В дальнем углу огорода поднялась над жирным гречишником старушечья голова, повязанная серым платком. Старуха поглядела из-под руки, зашумела:
— Гуляй, ирод, нагуливайся! Я тя выкормлю, как зима подскочит! — И скрылась.
— Хе... Воспитывает, — нисколько не смутился дед. — А ты кто будешь Андрюшке-то?
— Никто.
— Вот и я вижу — никто. К девке, значит... Девка у них крутая, ядреная. Шешнадцать уж ей. А ты женись и не оглядывайся. — Дед сам почему-то оглянулся туда-сюда, приблизился, обдавая перегаром. — Выбирай корову по рогам, а жену по родам. А Туровы — люди стоящие, корневистые, истинный бог. Сам не шахтер? Шахтер. А то бы зашел? Бражка-то?.. Нет. Ну, гляди. Вот так вот, значит, и вознимайся к Туровым, — показал вверх по улице.
Михаил пошел, улыбаясь добрым словам старичка и тут же забывая про него от пугливого волнения перед тем, что будет через семь домов от избушки.
Тайно влюбленные создают себе особый мир понятий и представлений, где все наоборот: то соломинка видится бревном, то бревно — соломинкой. Михаил будто гири-пудовки на ногах волок, и чем ближе был восьмой дом, тем тяжелее поднимался: «Что я скажу? Ну что я скажу?!» — И оглядывался, как бы примериваясь задать стрекача под гору.
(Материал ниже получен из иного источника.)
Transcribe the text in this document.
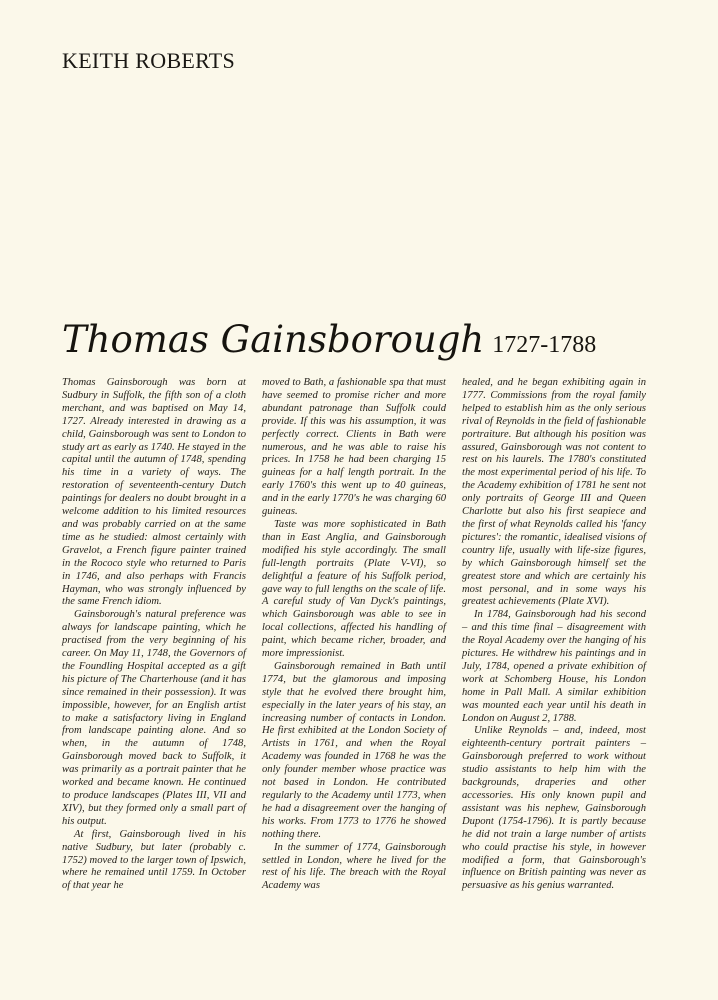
KEITH ROBERTS
Thomas Gainsborough 1727-1788

Thomas Gainsborough was born at Sudbury in Suffolk, the fifth son of a cloth merchant, and was baptised on May 14, 1727. Already interested in drawing as a child, Gainsborough was sent to London to study art as early as 1740. He stayed in the capital until the autumn of 1748, spending his time in a variety of ways. The restoration of seventeenth-century Dutch paintings for dealers no doubt brought in a welcome addition to his limited resources and was probably carried on at the same time as he studied: almost certainly with Gravelot, a French figure painter trained in the Rococo style who returned to Paris in 1746, and also perhaps with Francis Hayman, who was strongly influenced by the same French idiom.

Gainsborough's natural preference was always for landscape painting, which he practised from the very beginning of his career. On May 11, 1748, the Governors of the Foundling Hospital accepted as a gift his picture of The Charterhouse (and it has since remained in their possession). It was impossible, however, for an English artist to make a satisfactory living in England from landscape painting alone. And so when, in the autumn of 1748, Gainsborough moved back to Suffolk, it was primarily as a portrait painter that he worked and became known. He continued to produce landscapes (Plates III, VII and XIV), but they formed only a small part of his output.

At first, Gainsborough lived in his native Sudbury, but later (probably c. 1752) moved to the larger town of Ipswich, where he remained until 1759. In October of that year he

moved to Bath, a fashionable spa that must have seemed to promise richer and more abundant patronage than Suffolk could provide. If this was his assumption, it was perfectly correct. Clients in Bath were numerous, and he was able to raise his prices. In 1758 he had been charging 15 guineas for a half length portrait. In the early 1760's this went up to 40 guineas, and in the early 1770's he was charging 60 guineas.

Taste was more sophisticated in Bath than in East Anglia, and Gainsborough modified his style accordingly. The small full-length portraits (Plate V-VI), so delightful a feature of his Suffolk period, gave way to full lengths on the scale of life. A careful study of Van Dyck's paintings, which Gainsborough was able to see in local collections, affected his handling of paint, which became richer, broader, and more impressionist.

Gainsborough remained in Bath until 1774, but the glamorous and imposing style that he evolved there brought him, especially in the later years of his stay, an increasing number of contacts in London. He first exhibited at the London Society of Artists in 1761, and when the Royal Academy was founded in 1768 he was the only founder member whose practice was not based in London. He contributed regularly to the Academy until 1773, when he had a disagreement over the hanging of his works. From 1773 to 1776 he showed nothing there.

In the summer of 1774, Gainsborough settled in London, where he lived for the rest of his life. The breach with the Royal Academy was

healed, and he began exhibiting again in 1777. Commissions from the royal family helped to establish him as the only serious rival of Reynolds in the field of fashionable portraiture. But although his position was assured, Gainsborough was not content to rest on his laurels. The 1780's constituted the most experimental period of his life. To the Academy exhibition of 1781 he sent not only portraits of George III and Queen Charlotte but also his first seapiece and the first of what Reynolds called his 'fancy pictures': the romantic, idealised visions of country life, usually with life-size figures, by which Gainsborough himself set the greatest store and which are certainly his most personal, and in some ways his greatest achievements (Plate XVI).

In 1784, Gainsborough had his second – and this time final – disagreement with the Royal Academy over the hanging of his pictures. He withdrew his paintings and in July, 1784, opened a private exhibition of work at Schomberg House, his London home in Pall Mall. A similar exhibition was mounted each year until his death in London on August 2, 1788.

Unlike Reynolds – and, indeed, most eighteenth-century portrait painters – Gainsborough preferred to work without studio assistants to help him with the backgrounds, draperies and other accessories. His only known pupil and assistant was his nephew, Gainsborough Dupont (1754-1796). It is partly because he did not train a large number of artists who could practise his style, in however modified a form, that Gainsborough's influence on British painting was never as persuasive as his genius warranted.
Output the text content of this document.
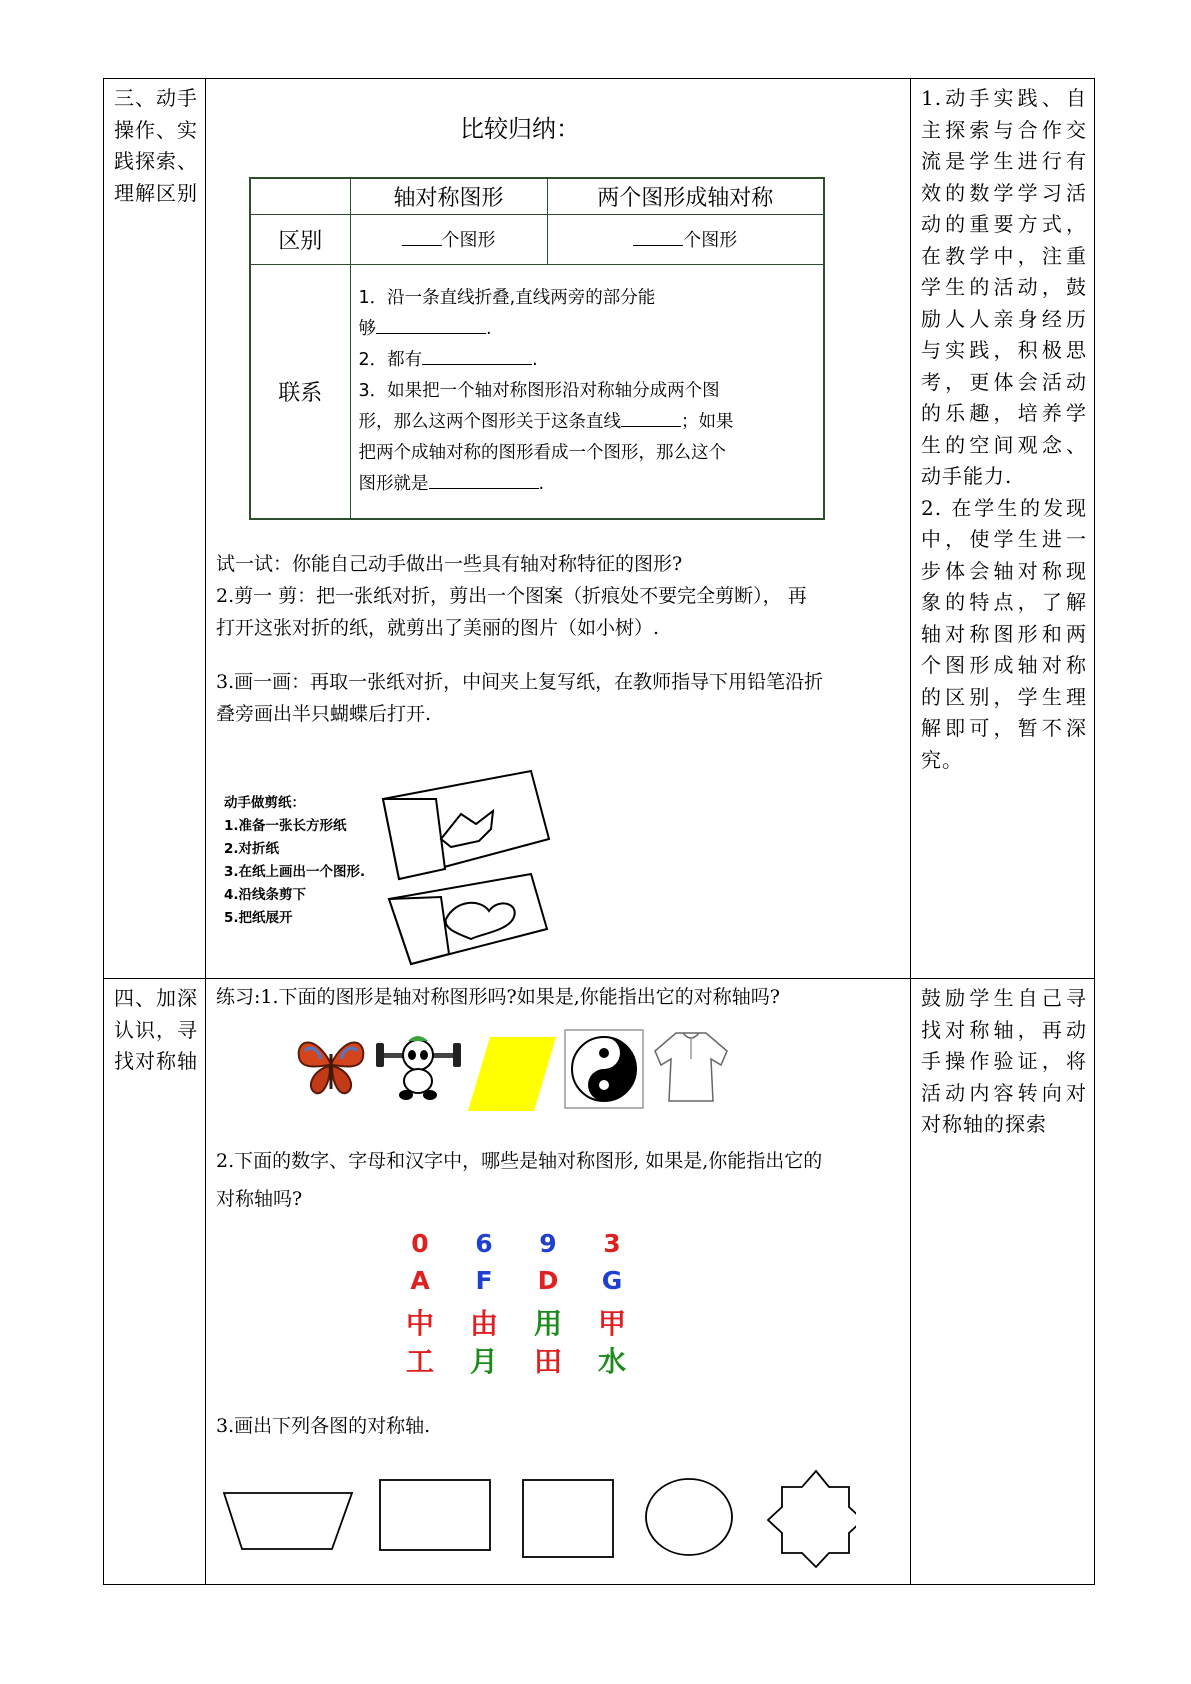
三、动手操作、实践探索、理解区别

比较归纳：
	轴对称图形	两个图形成轴对称
区别	个图形	个图形
联系	
1．沿一条直线折叠,直线两旁的部分能
够	.
2．都有	.
3．如果把一个轴对称图形沿对称轴分成两个图
形，那么这两个图形关于这条直线	；如果
把两个成轴对称的图形看成一个图形，那么这个
图形就是	.
试一试：你能自己动手做出一些具有轴对称特征的图形?
2.剪一 剪：把一张纸对折，剪出一个图案（折痕处不要完全剪断）， 再
打开这张对折的纸，就剪出了美丽的图片（如小树）.
3.画一画：再取一张纸对折，中间夹上复写纸，在教师指导下用铅笔沿折
叠旁画出半只蝴蝶后打开.
动手做剪纸：
1.准备一张长方形纸
2.对折纸
3.在纸上画出一个图形.
4.沿线条剪下
5.把纸展开

1.动手实践、自主探索与合作交流是学生进行有效的数学学习活动的重要方式，在教学中，注重学生的活动，鼓励人人亲身经历与实践，积极思考，更体会活动的乐趣，培养学生的空间观念、动手能力.
2. 在学生的发现中，使学生进一步体会轴对称现象的特点，了解轴对称图形和两个图形成轴对称的区别，学生理解即可，暂不深究。

四、加深认识，寻找对称轴

练习:1.下面的图形是轴对称图形吗?如果是,你能指出它的对称轴吗?
2.下面的数字、字母和汉字中，哪些是轴对称图形, 如果是,你能指出它的
对称轴吗?
0	6	9	3
A	F	D	G
中 由 用 甲
工 月 田 水
3.画出下列各图的对称轴.

鼓励学生自己寻找对称轴，再动手操作验证，将活动内容转向对对称轴的探索
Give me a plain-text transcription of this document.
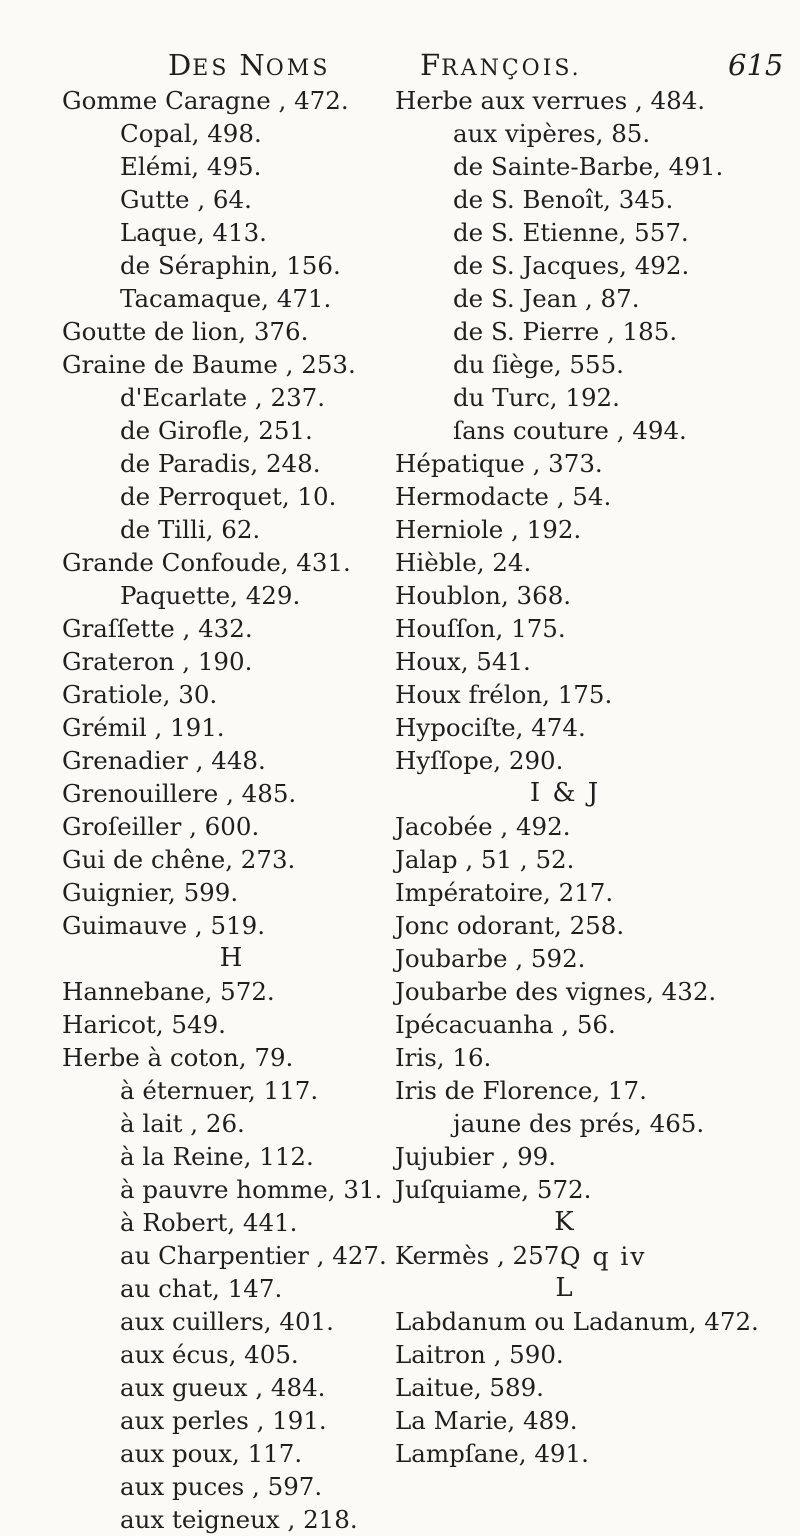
DES NOMS	FRANÇOIS.	615
Gomme Caragne , 472.
Copal, 498.
Elémi, 495.
Gutte , 64.
Laque, 413.
de Séraphin, 156.
Tacamaque, 471.
Goutte de lion, 376.
Graine de Baume , 253.
d'Ecarlate , 237.
de Girofle, 251.
de Paradis, 248.
de Perroquet, 10.
de Tilli, 62.
Grande Confoude, 431.
Paquette, 429.
Graſſette , 432.
Grateron , 190.
Gratiole, 30.
Grémil , 191.
Grenadier , 448.
Grenouillere , 485.
Groſeiller , 600.
Gui de chêne, 273.
Guignier, 599.
Guimauve , 519.
H
Hannebane, 572.
Haricot, 549.
Herbe à coton, 79.
à éternuer, 117.
à lait , 26.
à la Reine, 112.
à pauvre homme, 31.
à Robert, 441.
au Charpentier , 427.
au chat, 147.
aux cuillers, 401.
aux écus, 405.
aux gueux , 484.
aux perles , 191.
aux poux, 117.
aux puces , 597.
aux teigneux , 218.
Herbe aux verrues , 484.
aux vipères, 85.
de Sainte-Barbe, 491.
de S. Benoît, 345.
de S. Etienne, 557.
de S. Jacques, 492.
de S. Jean , 87.
de S. Pierre , 185.
du ſiège, 555.
du Turc, 192.
ſans couture , 494.
Hépatique , 373.
Hermodacte , 54.
Herniole , 192.
Hièble, 24.
Houblon, 368.
Houſſon, 175.
Houx, 541.
Houx frélon, 175.
Hypociſte, 474.
Hyſſope, 290.
I & J
Jacobée , 492.
Jalap , 51 , 52.
Impératoire, 217.
Jonc odorant, 258.
Joubarbe , 592.
Joubarbe des vignes, 432.
Ipécacuanha , 56.
Iris, 16.
Iris de Florence, 17.
jaune des prés, 465.
Jujubier , 99.
Juſquiame, 572.
K
Kermès , 257.
L
Labdanum ou Ladanum, 472.
Laitron , 590.
Laitue, 589.
La Marie, 489.
Lampſane, 491.
Q q iv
Но вот и дом: серый, бревенчатый, с большими окнами и с верандой на север, в сторону города, стоит высоко, в глуби усадьбы так, что основание фундамента намного выше его, Михаила, притаившегося за кустом сирени у калитки.
— Миша! Свешнев!..
Его увидели раньше. Выше дома, в широком прогале меж садовых деревьев, копали картошку. Валентина бежала, оступаясь в мягких осыпях перекопанного, раскинув руки, точно пытаясь кого поймать…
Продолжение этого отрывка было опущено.